= Nan Cross =

South African anti-apartheid and anti-conscription activist

Nan Cross (3 January 1928 – 14 July 2007) was a South African anti-apartheid and anti-conscription activist.

==Early life and education ==
Nan Cross was born in Pretoria, South Africa, before the apartheid era, when racial segregation was less formalised. Her father worked as a lawyer for the Pretoria City Council. She was a lifelong member of the Baptist Church.

She attended Pretoria Girls' High School, and then graduated from Rhodes University with a degree in social science.

==Social activism==
Cross worked held a number of positions at various projects during her career as a social worker. She actively worked African Children's Feeding Scheme. On 16 June 1976, Cross was working in Soweto for the Johannesburg City Council, which ran the Orlando sheltered employment workshop. She became trapped by the start of the Soweto uprising against the Apartheid-era South African government. She described her escape from the Soweto riots as a "terrifying experience."

She was described as quietly, but bravely, committed to social justice.
Cross was a resident of Kensington, Johannesburg. Her home in Kensington was often used as a meeting place for anti-apartheid and anti-conscription activists.

===Conscientious objectors movement===
South Africa introduced universal military conscription for young white South African males in 1967. The penalties for refusing to serve could be severe. Originally, the penalties for refusing service ranged from 10 to 12 months in prison when the law was initially created. The jail sentence for conscientious objectors was later increased to six years by 1983. The anti-consciption movement was largely confined to South African "peace churches," such as the Jehovah's Witnesses, until the very late 1970s, when other activists, such as Nan Cross, began to campaign against the draft.

Cross became active in the movement in the very early 1980s. In 1980, Cross helped to found an organisation called the Conscientious Objector Support Group. She would later become a founding member of the End Conscription Campaign in 1983 as the conscientious objectors movement slowly began to gain increased support.

She and her supporters offered both practical and moral support to South Africa's conscientious objectors. She was applauded by the anti-conscription activists for her stance against the government. Her actions were not as well received by the South African government. She was interrogated several times in her Kensington home by South African Security Police, though never officially detained. Her home was also broken into several times during the 1980s. It is believed the burglaries were perpetrated by the security police. Cross and her allies were even spied upon by the police during their meetings. This came to light when a member of her conscientious objectors support group was found to be a spy for the police.

Cross was not a very visible public figure for the movement and usually stayed out of the public eye. She preferred to work behind the scenes to accomplish her goals of abolishing conscription. She and her volunteers worked to actively assist South Africa's conscientious objectors with their legal difficulties. She often authored pamphlets to spread the news of her cause. She often helped objectors write their appeals arguing against serving in South Africa's military. Cross visited jailed objectors and worked to counsel and support their families.

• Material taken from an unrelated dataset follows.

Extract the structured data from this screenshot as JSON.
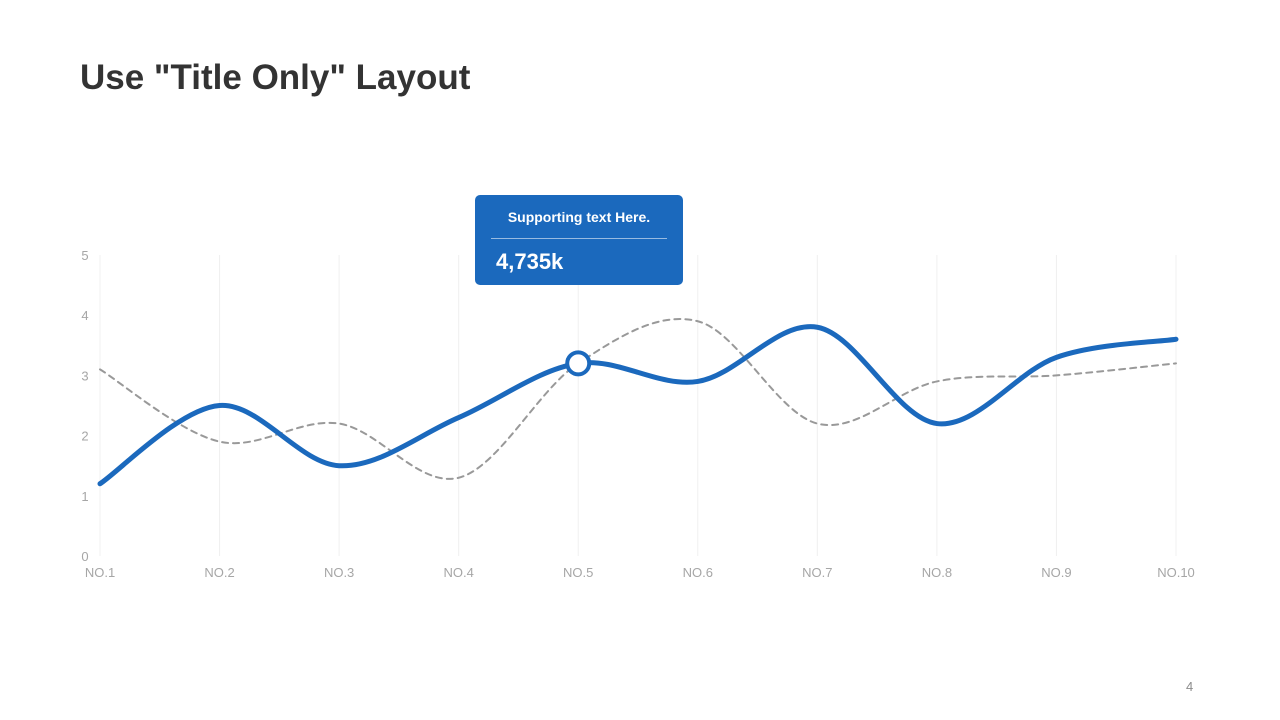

She worked helped to rally support for the anti-conscription movement by the late 1980s. South African young white males began to question their mandatory military service and increasingly saw it as an immoral war to defend apartheid. Cross helped almost 2000 young men apply for military conscription exclusion to the Board for Religious Objectors. Many more left South Africa to avoid the forced military service. Their numbers steadily increased by the end of the decade. In 1987, there were 23 conscientious objectors. The number of objectors rose to 143 in 1988 and increased very rapidly in 1989, reaching a high of 771 objectors.

Conscription was ultimately ended in 1993.

===Arms trade===
Cross also founded the Ceasefire Campaign in 1994. The Ceasefire Campaign has worked for an end to participation in the arms trade by the government of South Africa.

She was known to be more public with her campaign to end the arms trade. She once climbed a tank at a South African weapons exhibition and attached stickers to it which read, "Arms are for hugging, not killing".

==Later life==
Cross remained involved in activist causes well into her 70s. She briefly returned to work before her retirement in order to earn a better pension. She worked with the Johannesburg library service to deliver books to the homebound and elderly.

She died at Nazareth House in Yeoville, Johannesburg, South Africa. She was 79 years old. Cross's health had deteriorated in the months before her death. However, she was honoured by family and friends at a tea party just a week before her death. Nan Cross never married. She was survived by two sisters, Betty and Marjorie, and her nieces and nephews.

Laura Pollecutt, acting coordinator of the Ceasefire Campaign, said of Nan Cross,

 "She was a tiny little woman, but she wasn't afraid of anything. She kept us all going...if we became a little battle-fatigued ... she was there for us...Many of the young men who became conscientious objectors drew inspiration and strength from her. She regularly attended court when the law came down on them and gave support and solace to their families...Her ability to integrate her religious faith with her commitment to social justice and non-violence drew her into anti-apartheid activity. She had a strong personality and an incredibly sharp and honed intellect."